All of these proposals have been introduced in the past and defeated by majority Democrats in the Legislature.

House Speaker Calvin Say said lawmakers have always tried to remain open to the governor's proposals while considering the other financial needs of the state, such as funding for a new prison, money to address reforms at the Hawaii Youth Correctional Facility and funds for public education, among others.

"When your household budget is doing well after a long period of struggle, would you automatically go out and spend all your surplus money?" said Say (D, St. Louis Heights-Wilhelmina Rise) in a statement. "In our family we save for the future, we invest in areas that we weren't able to take care of when times were bad, and we anticipate what costs might be coming up."
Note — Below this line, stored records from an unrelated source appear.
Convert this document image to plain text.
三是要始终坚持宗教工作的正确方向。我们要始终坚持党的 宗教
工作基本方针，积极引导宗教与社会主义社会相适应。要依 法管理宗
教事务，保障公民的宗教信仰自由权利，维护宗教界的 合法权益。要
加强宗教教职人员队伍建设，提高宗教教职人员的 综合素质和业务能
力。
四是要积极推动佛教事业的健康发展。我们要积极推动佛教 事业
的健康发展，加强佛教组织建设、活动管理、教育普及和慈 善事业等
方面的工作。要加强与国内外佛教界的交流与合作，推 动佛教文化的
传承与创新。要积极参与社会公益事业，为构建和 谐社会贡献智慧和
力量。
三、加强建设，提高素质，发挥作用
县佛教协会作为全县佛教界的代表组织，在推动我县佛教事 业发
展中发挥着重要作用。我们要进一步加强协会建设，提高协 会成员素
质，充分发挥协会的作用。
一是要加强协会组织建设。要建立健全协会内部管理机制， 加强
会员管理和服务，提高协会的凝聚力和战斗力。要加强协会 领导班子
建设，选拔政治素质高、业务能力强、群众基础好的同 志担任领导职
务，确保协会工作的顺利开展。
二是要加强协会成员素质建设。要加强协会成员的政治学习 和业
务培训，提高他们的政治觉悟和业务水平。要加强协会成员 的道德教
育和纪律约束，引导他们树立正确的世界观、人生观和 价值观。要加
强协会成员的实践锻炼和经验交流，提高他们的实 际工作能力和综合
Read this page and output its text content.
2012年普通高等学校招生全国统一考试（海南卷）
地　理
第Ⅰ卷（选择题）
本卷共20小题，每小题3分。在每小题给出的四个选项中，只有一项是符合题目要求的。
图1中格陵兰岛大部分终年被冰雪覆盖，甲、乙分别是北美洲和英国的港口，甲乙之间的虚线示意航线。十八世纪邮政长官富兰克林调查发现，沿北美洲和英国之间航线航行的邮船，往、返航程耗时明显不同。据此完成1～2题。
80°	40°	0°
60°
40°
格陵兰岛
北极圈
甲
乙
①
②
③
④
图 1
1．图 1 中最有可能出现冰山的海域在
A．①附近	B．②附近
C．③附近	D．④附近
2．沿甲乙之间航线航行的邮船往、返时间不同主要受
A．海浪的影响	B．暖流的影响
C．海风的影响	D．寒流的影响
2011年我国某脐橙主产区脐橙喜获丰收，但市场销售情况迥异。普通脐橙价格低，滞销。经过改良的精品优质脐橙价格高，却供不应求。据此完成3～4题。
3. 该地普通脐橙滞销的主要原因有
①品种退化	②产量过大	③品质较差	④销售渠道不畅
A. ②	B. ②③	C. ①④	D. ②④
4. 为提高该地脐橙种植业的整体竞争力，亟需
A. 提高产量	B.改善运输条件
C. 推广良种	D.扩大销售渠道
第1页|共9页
The Legislature approved an $8.9 billion two-year general fund budget this year that included money for government employee pay raises, education initiatives and anti-drug programs.

Lingle is expected to deliver her proposed supplemental budget to lawmakers for consideration in December. She says her office has not yet determined the amount of any tax reductions or refunds she might seek.

She noted that the state Constitution includes a provision stating that if the surplus in the general fund is greater than 5 percent of general fund revenues for two consecutive fiscal years, the Legislature is required to provide tax refunds or tax credits.

The state ended the 2005 fiscal year with a surplus of $486 million, according to the state Department of Budget and Finance, which also predicts a surplus of about $473 million at the end of the 2006 fiscal year on June 30.

"What we're saying is, let's not wait," Lingle said. "Let's do it now, in '06, when people really need the tax relief."